Title: Formally verifiable data plane programming
Older-generation network devices were not end-user programmable. Software-defined network has been successful in separating the control plane and the data plane and providing more programmability for the control plane. But the data plane still lacks programmability. In recent years, programmable data plane devices and the P4 programming language, which programs these devices, have been developed. Because of P4's special language features for high-speed packet processing, and because extra consideration is needed to write P4 programs that fit into limited hardware resources, programming in P4 is hard and error-prone. Tools have been developed to check safety properties, but those are far from guaranteeing correctness. Meanwhile, P4 compilers and hardware may also have bugs. And when the network fails, it is hard to identify the cause between the P4 program, the compiler, and the hardware. We suggest that the solution is to adopt formal verification to P4 to make all the tools in the toolchain provably correct.

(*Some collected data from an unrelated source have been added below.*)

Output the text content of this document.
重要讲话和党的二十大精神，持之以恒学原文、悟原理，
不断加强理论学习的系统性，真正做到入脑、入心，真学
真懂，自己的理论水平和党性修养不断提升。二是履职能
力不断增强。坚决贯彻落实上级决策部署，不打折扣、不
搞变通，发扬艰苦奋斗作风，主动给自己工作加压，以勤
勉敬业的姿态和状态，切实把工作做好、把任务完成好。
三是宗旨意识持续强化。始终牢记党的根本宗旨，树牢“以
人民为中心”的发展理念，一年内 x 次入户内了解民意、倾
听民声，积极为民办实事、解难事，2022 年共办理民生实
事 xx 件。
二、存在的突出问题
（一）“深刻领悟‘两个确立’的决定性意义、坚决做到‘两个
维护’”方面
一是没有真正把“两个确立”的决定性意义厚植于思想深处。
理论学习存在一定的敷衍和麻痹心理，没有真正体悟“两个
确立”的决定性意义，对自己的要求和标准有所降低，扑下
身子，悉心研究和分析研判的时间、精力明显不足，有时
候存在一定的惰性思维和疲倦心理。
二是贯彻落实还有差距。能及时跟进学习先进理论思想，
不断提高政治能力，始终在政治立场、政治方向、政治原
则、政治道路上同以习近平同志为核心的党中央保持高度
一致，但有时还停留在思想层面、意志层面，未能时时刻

Toward this goal, we first define an intermediate representation called P4light, which can encode the full P4 language after processing by the front end, and define the abstract syntax tree (AST) of P4light. We then define the mechanized operational semantics for P4light in the Coq proof assistant, according to the P4 specification and reference implementations. In the semantics, we establish a phase distinction between the instantiation phase (static resource allocation) and the execution phase. This phase distinction clarifies the explanation of the language, simplifies the operational semantics, and avoids tracking complicated objects when analyzing programs' behavior. Still, proving programs correct directly with respect to the semantics is too complicated to be tractable. So we build a verifier that helps users prove correctness of P4 programs. The verifier consists of an expressive program logic proved sound with respect to the semantics and a proof automation system that applies the program logic rules to prove programs correct. The verifier is powerful enough to prove the behavior of a Bloom filter on a sequence of packets with moderate human effort.